The main thing I like about C&S is the writing. Again, Bachmann has a wonderful gift with words and I can’t wait to see what he writes next. Some of his sentences and phrases I just want to read over and over again. With this book, he shows himself as a clear possible successor to JK Rowling, should he decide to pursue a series in this vein. The plotting was also well done, and I enjoyed the ending, especially the dragon stairs.

Other works I have read by Bachmann are A Drop of Night, a very creepy, quasi-dystopian adventure tale with all things French that would make a cool movie or TV show, and The Peculiar, which delves into pagan lore, and introduced me to his awesome, crackling writing style.

For lovers of the Harry Potter series, I would highly recommend this book as it’s a glimpse as how a different writer may have handled that story. It may be grating for me to mention HP so much along with this story, but the similarities are everywhere, from Zita being an orphan who gets a letter delivered to her by magical means, to the castle with its creatures and changing rooms, to even the plot, where are horrible curse never to be used is used. It was like when I read Eragon and at every turn, there was The Lord of the Rings. A lot of stories are similar and each can be good and treasured in their own right. C&S has enough of its own uniqueness to break with HP by the end.

A Drop of Night: Book Review

I have a new favorite writer. Ok, ok, disclosure: I am a bit biased as I know relatives of his, but I really love the way that Stefan Bachmann writes. His writing is so alive, and he sucks you right in.

The first book I read of his was The Peculiar, and at first I wasn’t sure I was going to like, though I enjoyed his style. I am a little tired of the standard fairy lore, especially having read much of it in Jonathon Strange and Mr. Norrell. Somehow, though Bachmann managed to make fairies seem fresh. Maybe it was the added benefit of being set in a Victorian steampunk era. At any rate, before long, he had me hooked and I’m excited to read the sequel.

A Drop of Night is for slightly older readers–I say teens and up–for it has some gore and a lot of scary situations. This one is written in the first person and despite Anouk’s narration almost almost being purple, I l.o.v.e.d. it. Her way of describing people and situations is firecracker fresh, and one finds her immediately both likable and annoying. Bachmann balances her account with that of a French girl living at the time of the Revolution, and if there are slight similarities in their turn of phrase, by the end of the story, there’s a reason for it.

(Spoilers). Although I don’t want to give away too much of the plot of the story, A Drop of Night reminded me greatly of the movie The Cube that came out a few years ago. Both stories involve a group of people trying to figure a way out of a human-made prison involving series of connected rooms, booby traps, and constantly changing circumstances.
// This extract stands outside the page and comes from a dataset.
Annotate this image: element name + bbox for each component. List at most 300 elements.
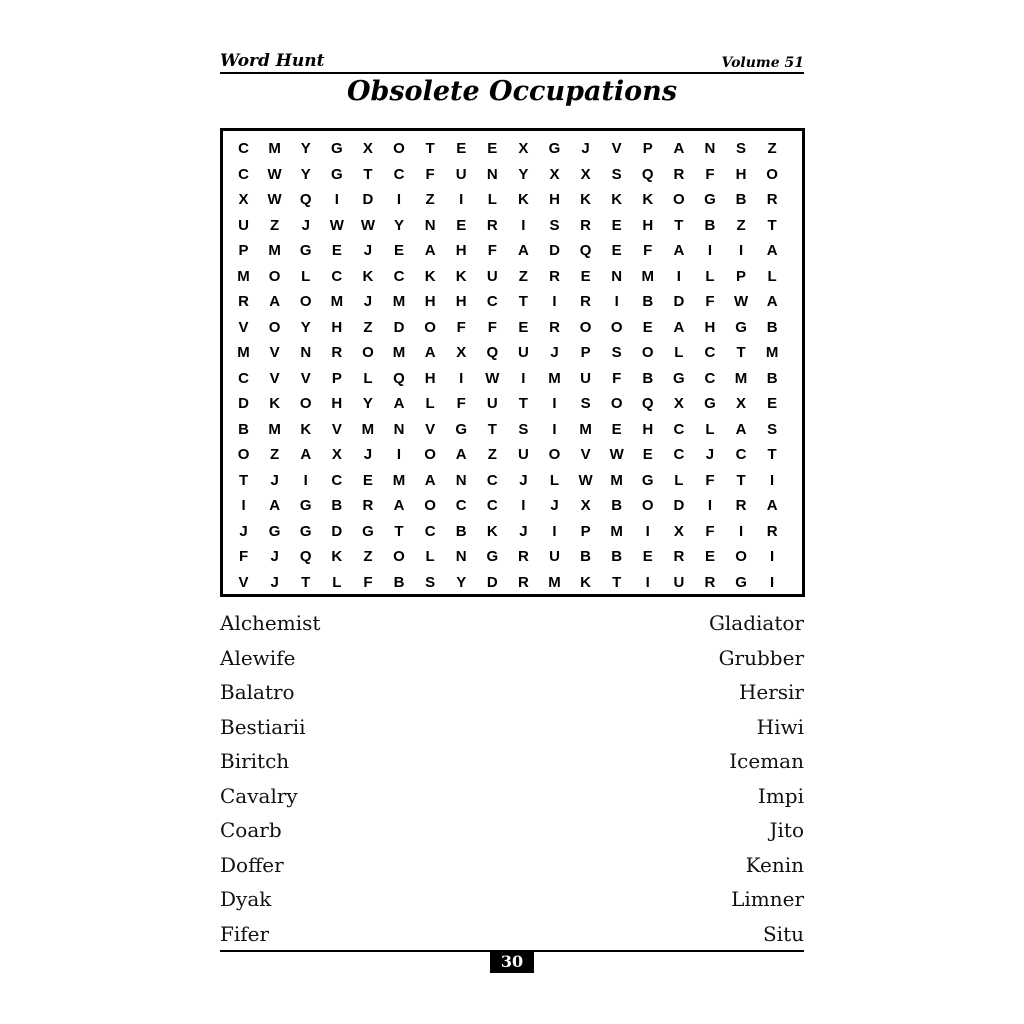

If Hollywood is looking for an idea for a teen horror flick, this would be it, but they would probably ruin it.

By the end of the book, I, too, felt trapped in 18th Century France, and smothered by the smells, the flowers, and the neverending silks and fabrics on everything! I half-expected the clockwork puppets and dolls from Doctor Who‘s “The Girl in the Fireplace” to show up along with the multiple villains and traps. It also made me want to read Daphne Du Maurier’s sumptuous Frenchman’s Creek again. The location and environment ended up being the overpowering main character, and even after finishing the story, I still can’t shake off the oppressive nature of the place. I can imagine if any of the teenagers survived (and I’m not telling that) that they would be haunted for years to come.

Action aside, A Drop of Night is really that. We are shown a brief time in these teenagers’ lives and learn some heartbreaking things that they have to deal with. Drops of darkness in otherwise pleasant looking lives. For the villains, we can see that one drop of darkness became two, and so on and so forth, until there wasn’t anything but darkness for them. Bachmann’s writes gripping, fantastical tales that also have a heart and soul. Alive is his writing voice. I can’t think of any other way to describe it. He’s definitely a writer to watch.